We affirm the CA’s decision to be legally correct as it correctly reversed the NLRC decision for grave abuse of discretion. In this case, the CA found that the PPHI had not in fact been collecting service charges on the specified entries/transactions that we pointed out as either falling under "negotiated contracts" and/or "special rates" or did not involve a "sale of food, beverage, etc." Accordingly, Article 96 of the Labor Code finds no application in this case; the PPHI did not abolish or terminate the implementation of any company policy providing for the collection of service charges on specified entries/transactions that could have otherwise rendered it liable to pay an amount representing the covered employees’ share in the alleged abolished service charges. The Union’s claim for service charges for the year 1997 and the early months of 1998 could not have yet prescribed at the time it filed its complaint on May 3, 2001; Article 1155 of the Civil Code applies suppletorily to Article 291 of the Labor Code.

“Article 291 (now Article 305) of the Labor Code states that "all money claims arising from employer-employee relations x x x shall be filed within three (3) years from the time the cause of action accrued; otherwise, they shall forever be barred." Like other causes of action, the prescriptive period for money claims under Article 291 of the Labor Code is subject to interruption. And, in the absence of an equivalent Labor Codeprovision for determining whether Article 291’s three-year prescriptive period may be interrupted, Article 1155 of the Civil Code may be applied. Thus, the period of prescription of money claims under Article 291 is interrupted by: (1) the filing of an action; (2) a written extrajudicial demand by the creditor; and (3) a written acknowledgment of the debt by the debtor.

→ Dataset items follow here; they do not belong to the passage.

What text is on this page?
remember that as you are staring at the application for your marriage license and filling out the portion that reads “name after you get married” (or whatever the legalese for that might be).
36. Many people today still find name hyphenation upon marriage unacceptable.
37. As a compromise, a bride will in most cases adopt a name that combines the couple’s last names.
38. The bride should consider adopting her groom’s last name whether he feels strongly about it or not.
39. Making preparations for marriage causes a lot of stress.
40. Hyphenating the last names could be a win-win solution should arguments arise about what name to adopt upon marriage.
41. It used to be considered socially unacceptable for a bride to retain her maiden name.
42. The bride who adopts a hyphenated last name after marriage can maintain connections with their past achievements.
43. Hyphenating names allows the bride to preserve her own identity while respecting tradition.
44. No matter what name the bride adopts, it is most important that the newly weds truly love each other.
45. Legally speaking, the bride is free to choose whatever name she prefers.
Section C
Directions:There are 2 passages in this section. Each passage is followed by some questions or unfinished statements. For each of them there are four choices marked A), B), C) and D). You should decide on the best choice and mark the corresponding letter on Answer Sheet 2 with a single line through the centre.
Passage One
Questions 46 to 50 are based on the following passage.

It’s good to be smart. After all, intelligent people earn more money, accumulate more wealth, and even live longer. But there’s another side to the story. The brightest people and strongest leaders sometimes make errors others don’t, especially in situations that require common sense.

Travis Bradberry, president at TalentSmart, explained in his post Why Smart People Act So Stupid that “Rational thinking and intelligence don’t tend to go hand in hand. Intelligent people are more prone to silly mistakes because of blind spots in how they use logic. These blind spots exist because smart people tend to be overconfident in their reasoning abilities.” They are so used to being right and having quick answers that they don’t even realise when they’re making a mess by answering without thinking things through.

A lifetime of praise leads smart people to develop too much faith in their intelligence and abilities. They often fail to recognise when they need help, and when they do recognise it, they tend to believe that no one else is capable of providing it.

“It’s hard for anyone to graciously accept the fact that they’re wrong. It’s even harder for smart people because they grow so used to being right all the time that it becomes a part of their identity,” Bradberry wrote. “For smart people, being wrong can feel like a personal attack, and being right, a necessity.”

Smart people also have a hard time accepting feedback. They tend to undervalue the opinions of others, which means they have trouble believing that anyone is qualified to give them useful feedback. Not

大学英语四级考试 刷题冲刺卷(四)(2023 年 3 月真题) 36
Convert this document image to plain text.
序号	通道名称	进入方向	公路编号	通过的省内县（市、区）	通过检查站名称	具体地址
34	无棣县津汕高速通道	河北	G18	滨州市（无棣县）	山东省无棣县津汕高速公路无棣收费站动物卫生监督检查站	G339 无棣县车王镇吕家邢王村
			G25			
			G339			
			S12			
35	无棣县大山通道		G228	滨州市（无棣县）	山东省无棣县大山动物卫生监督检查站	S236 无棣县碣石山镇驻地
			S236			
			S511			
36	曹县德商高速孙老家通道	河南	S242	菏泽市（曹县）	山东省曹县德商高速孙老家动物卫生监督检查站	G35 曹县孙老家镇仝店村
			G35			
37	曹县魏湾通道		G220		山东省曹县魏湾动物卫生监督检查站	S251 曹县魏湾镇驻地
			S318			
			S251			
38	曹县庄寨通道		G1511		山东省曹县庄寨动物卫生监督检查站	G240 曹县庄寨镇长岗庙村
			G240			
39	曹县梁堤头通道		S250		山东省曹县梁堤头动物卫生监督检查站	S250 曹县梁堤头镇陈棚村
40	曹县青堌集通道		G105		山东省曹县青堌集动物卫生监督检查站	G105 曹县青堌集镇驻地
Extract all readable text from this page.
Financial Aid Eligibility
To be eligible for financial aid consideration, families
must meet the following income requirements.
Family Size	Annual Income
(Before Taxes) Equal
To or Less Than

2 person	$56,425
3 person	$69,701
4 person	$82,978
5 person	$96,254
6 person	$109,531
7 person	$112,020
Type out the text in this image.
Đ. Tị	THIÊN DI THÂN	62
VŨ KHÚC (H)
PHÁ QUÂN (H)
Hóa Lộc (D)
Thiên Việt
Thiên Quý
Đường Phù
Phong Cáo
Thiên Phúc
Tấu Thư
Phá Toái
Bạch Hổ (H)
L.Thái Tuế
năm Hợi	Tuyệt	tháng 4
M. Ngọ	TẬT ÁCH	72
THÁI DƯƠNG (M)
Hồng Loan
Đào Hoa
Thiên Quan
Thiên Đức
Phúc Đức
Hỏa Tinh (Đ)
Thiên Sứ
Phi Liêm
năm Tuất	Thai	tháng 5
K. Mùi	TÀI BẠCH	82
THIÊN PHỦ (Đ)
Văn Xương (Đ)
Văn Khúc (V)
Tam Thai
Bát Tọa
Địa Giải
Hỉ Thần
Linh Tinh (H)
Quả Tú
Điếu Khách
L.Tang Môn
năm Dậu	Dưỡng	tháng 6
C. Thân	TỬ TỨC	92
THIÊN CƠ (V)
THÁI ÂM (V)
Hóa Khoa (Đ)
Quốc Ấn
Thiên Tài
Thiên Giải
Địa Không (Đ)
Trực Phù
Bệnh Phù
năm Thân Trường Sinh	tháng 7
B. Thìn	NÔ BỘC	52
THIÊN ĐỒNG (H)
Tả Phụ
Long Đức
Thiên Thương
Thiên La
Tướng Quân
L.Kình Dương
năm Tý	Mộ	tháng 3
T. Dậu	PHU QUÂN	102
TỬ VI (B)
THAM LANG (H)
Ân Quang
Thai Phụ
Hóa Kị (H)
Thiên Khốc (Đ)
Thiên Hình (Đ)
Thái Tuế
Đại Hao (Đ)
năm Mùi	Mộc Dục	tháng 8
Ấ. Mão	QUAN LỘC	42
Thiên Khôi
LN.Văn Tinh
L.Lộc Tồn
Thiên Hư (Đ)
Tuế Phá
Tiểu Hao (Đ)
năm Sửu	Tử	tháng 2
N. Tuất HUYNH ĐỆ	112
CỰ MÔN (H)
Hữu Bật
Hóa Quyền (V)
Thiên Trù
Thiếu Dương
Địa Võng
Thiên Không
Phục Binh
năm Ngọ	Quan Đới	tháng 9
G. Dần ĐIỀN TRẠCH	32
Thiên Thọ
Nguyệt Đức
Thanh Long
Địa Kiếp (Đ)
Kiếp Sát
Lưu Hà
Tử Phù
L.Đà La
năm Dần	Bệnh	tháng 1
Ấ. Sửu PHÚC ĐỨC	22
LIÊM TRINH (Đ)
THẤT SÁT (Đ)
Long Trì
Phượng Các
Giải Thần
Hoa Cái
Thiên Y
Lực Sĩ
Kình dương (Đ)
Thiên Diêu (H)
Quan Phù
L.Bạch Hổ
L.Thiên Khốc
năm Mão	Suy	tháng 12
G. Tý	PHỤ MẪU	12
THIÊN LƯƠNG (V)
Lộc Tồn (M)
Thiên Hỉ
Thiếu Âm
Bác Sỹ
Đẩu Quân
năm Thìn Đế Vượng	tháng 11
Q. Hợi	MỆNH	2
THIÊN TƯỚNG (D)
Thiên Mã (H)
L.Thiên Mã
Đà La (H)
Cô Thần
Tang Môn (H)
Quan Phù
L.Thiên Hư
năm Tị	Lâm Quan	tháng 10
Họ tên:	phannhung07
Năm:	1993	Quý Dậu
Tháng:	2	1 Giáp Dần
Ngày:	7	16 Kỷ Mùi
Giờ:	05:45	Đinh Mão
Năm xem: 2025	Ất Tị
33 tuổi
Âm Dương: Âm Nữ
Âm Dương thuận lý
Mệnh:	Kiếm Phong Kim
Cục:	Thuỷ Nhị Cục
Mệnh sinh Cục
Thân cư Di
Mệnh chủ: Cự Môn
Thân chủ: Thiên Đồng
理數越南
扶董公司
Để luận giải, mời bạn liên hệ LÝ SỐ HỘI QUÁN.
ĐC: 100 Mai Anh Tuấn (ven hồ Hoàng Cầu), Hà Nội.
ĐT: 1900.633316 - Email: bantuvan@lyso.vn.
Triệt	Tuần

In the present petition, the facts indisputably showed that as early as 1998, the Union demanded, via the 1st audit report, from the PPHI the payment and/or distribution of the alleged uncollected service charges for the year 1997. From thereon, the parties went through negotiations (LCMC) to settle and reconcile on their respective positions and claims. Under these facts – the Union’s written extrajudicial demand through its 1st audit report and the successive negotiation meetings between the Union and the PPHI – the running of the three-year prescriptive period under Article 291 of the Labor Code could have effectively been interrupted. Consequently, the Union’s claims for the alleged uncollected service charges for the year 1997 could not have yet prescribed at the time it filed its complaint on May 3, 2001. This non-barring effect of prescription, notwithstanding (i.e., that the running of the three-year prescriptive period had effectively been interrupted – by the Union's written extrajudicial demand on the PPHI), the CA, as it affirmed the LA, still correctly denied the Union's claims for the alleged uncollected and/or undistributed service charges on the specified entries/transactions for the year 1997 and the early part of 1998. As the CA found and discussed in its decision, and with which we agree as amply supported by factual and legal bases, the nature of these specified entries/transactions as either excepted from the collection of service charges or not constituting a "sale of food, beverage, etc.," and the Union's failure to support its claims by sufficient evidence warranted, without doubt, the denial of the Union's action. In sum, we find the CA's denial of the Union's claim for service charges from the specified entries/transactions legally correct and to be well supported by the facts and the law. The CA correctly reversed for grave abuse of discretion the NLRC's decision.